While LLMs running on consumer hardware still trail their cloud-based counterparts in many ways, the historical trend of shrinking supercomputers into consumer devices suggests plenty of improvement ahead.

There's already a growing number of use cases where local AI shows impressive promise and real utility.

Visual Geo-Guessing

My favorite "magic trick" for demonstrating local AI's potential is visual geo-guessing.

In your app of choice, search for Gemma 3 — a multimodal model from Google. It comes in multiple sizes, but download the smallest "4B" version to begin with.

In a new chat, attach a photo — perhaps from your last vacation or taken from the nearest window. Ask it to analyze it for clues and guess where it was taken.

And prepare to be amazed by the level of detail and accuracy that's possible in just a 4GB download.

Cloud Sidekick

For practical, day-to-day use, keep your Jan / LMStudio / FlowDown app open next to your ChatGPT / Claude / Gemini.

This makes it easy to copy every prompt into both. While cloud AIs still clearly have the edge, you might be surprised how often local AI provides a perfectly usable answer. It's a great way to develop an intuition for differences in models, capabilities, and failure modes.

Size matters a lot here — larger models "know" more and are generally better at following instructions. For me, the threshold for general utility is crossed somewhere around 20B+ parameters. Qwen 3 32B from Alibaba, Mistral Small from Mistral, and Gemma 3 all handle themselves admirably.

Writing Assistant

Gemma 3 also excels as a writing assistant — acting as a conversational thesaurus, summarizing notes, and formatting text according to templates. Integrated into Obsidian, I use it to edit drafts like this one!

Editing this post in Obsidian with an AI copilot.

It's not as reliable as Claude (it gets confused by long documents and complex instructions), but is already an integral part of my writing workflow.

Colloquial Translation

While not all local models support every language, I'm quite happy with English and Chinese translations from Qwen 3.

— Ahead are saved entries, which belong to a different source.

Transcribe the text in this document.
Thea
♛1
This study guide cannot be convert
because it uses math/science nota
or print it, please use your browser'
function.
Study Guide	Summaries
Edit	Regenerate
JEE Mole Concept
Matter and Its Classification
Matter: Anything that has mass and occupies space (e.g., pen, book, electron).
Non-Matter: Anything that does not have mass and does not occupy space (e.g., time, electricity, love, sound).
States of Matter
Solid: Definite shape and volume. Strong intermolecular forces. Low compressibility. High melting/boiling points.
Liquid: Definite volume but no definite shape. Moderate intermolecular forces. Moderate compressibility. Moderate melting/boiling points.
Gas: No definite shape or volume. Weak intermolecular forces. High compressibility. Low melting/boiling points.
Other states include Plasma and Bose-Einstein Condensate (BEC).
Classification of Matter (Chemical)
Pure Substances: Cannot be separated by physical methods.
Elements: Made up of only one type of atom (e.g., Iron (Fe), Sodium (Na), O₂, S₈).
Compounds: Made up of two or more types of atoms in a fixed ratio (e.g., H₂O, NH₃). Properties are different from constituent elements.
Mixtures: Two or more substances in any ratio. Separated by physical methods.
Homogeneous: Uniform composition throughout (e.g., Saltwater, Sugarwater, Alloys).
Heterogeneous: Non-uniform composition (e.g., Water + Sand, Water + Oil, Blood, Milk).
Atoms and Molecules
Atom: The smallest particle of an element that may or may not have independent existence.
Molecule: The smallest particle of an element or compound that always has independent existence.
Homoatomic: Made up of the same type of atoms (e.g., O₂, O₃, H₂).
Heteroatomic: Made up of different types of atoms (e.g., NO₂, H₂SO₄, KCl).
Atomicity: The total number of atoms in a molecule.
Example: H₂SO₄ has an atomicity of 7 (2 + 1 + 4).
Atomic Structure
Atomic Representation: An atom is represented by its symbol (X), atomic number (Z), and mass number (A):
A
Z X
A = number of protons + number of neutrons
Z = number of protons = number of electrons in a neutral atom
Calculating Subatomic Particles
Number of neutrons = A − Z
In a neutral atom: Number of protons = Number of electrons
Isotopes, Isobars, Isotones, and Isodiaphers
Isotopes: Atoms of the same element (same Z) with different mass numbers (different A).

I now prefer LLMs to dedicated translation apps since they're better at informal phrases, and give me the ability to explore rabbit holes around word choices and entomology.

MCP Experiments

MCP is an advanced feature that lets LLMs call tools like web searches and file operations. Think of it as a very early stage "app store" for adding capabilities to models — still rough and requires technical setup.

It's a fitting final stop on our tour, because it demonstrates the massive scope of what's possible. Local models can already integrate with everything from Airbnb listings to Zoom meetings — even if somewhat unreliably.

And while local capabilities aren't quite ready yet, the vision on this postcard grows clearer with each passing month.